During the “stay-away day”—as it was commonly referred to—some banks, business, and hospitals were shut down as the majority of Zimbabweans refrained from going to work. While the protests remained relatively peaceful, there were a few clashes between the police and protesters. The journalists who attempted to document the unrest were detained by police officers and were asked to delete pictures they took. In response to the unrest, on Wednesday, the internet was shut down for part of the day, as government warned against “irresponsible use of social media and telecommunication services.”
Wednesday’s events are the latest in a long series of anti-Mugabe protests, which were relatively rare in Zimbabwe, until recently. The movement started on social media, where the hashtag #ThisFlag has been prompting citizens to mobilize around the flag and protest against the Zimbabwean government’s harmful policies.
Israeli Prime Minister Benjamin Netanyahu and Indian Prime Minister Narendra Modi look to garner geopolitical support and deepen trade ties in east and southern Africa
On Monday, Israeli Prime Minister Benjamin Netanyahu began his historic trip to the East African countries of Uganda, Kenya, Rwanda, and Ethiopia—the first visit of an Israeli prime minister to the continent in three decades. Netanyahu and his administration look to gain ground during this trip in both the international arena and the private sector sphere. Already, part of enhancing these relations has been a $13 million aid package from Israel to the region.

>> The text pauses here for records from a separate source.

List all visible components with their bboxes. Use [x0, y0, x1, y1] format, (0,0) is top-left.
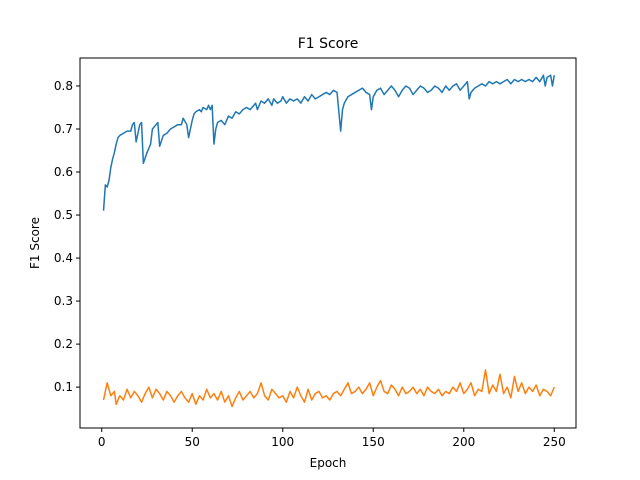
series-layer [102, 74, 556, 408]
y-tick-label: 0.6 [54, 165, 73, 179]
y-tick-label: 0.5 [54, 208, 73, 222]
y-tick-label: 0.1 [54, 380, 73, 394]
x-tick-label: 50 [185, 435, 200, 449]
y-axis-label: F1 Score [28, 217, 42, 269]
x-tick-label: 100 [271, 435, 294, 449]
x-tick-label: 0 [98, 435, 106, 449]
x-tick-label: 150 [362, 435, 385, 449]
y-tick-label: 0.7 [54, 122, 73, 136]
x-axis-label: Epoch [310, 456, 347, 470]
chart-title: F1 Score [298, 36, 359, 52]
plot-area-frame [79, 57, 577, 429]
series-line-2 [102, 369, 555, 408]
series-line-1 [102, 74, 556, 211]
x-tick-label: 250 [543, 435, 566, 449]
y-tick-label: 0.3 [54, 294, 73, 308]
y-tick-label: 0.8 [54, 79, 73, 93]
y-axis: 0.1 0.2 0.3 0.4 0.5 0.6 0.7 0.8 [54, 79, 80, 394]
y-tick-label: 0.4 [54, 251, 73, 265]
x-axis: 0 50 100 150 200 250 [98, 428, 566, 449]
x-tick-label: 200 [452, 435, 475, 449]
y-tick-label: 0.2 [54, 337, 73, 351]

Perhaps most salient is Israel’s hope to acquire support from African countries in the United Nations, especially as Ethiopia joined Senegal and Egypt on the U.N. Security Council. In fact, during his trip, Netanyahu acknowledged that increased African support “can change the automatic majorities in the U.N.” Relatedly, Netanyahu will also be discussing Israel and the region’s shared concerns over Islamist extremism and the potential for security cooperation.
Israel is also looking to the continent as a frontier for trade and investment at a time. Indeed, about 80 Israeli private-sector leaders came with the prime minister on this trip, and Netanyahu will meet with business leaders from Kenya, Rwanda, South Sudan, Ethiopia, Zambia, and Tanzania while in Uganda. So far, about 2 percent of Israel’s exports—about $1 billion—head to Africa. There is room for this relationship to grow.
The visit to Uganda was particularly personal for Netanyahu: His brother lost his life in the 1976 raid on the Entebbe airport where 100 Israeli hostages were being held by pro-Palestinian militants, allowed to land there by the Ugandan dictator Idi Amin. In Rwanda, Netanyahu and President Paul Kagame discussed and mourned their people’s shared experiences of genocide.
India’s Prime Minister Narendra Modi also began a trip to the region on July 7, stopping first in Mozambique then to South Africa, Tanzania, and Kenya. According to CNBC, these countries are in key locations on the Indian Ocean and thus strategic for India’s growing trade ambitions in the region. India’s efforts in Africa also come from its escalating trade and geopolitical competition with China, whose presence there has been exponentially increasing. A major strategy for India in Africa has been the growth of the Indian Export-Import (Ex-Im) Bank’s projects on the continent. In fact, in 2015 about 40 percent of the Ex-Im’s total loan exposure was to Africa. Modi will also emphasize India’s and these four countries’ shared priority of renewable energy.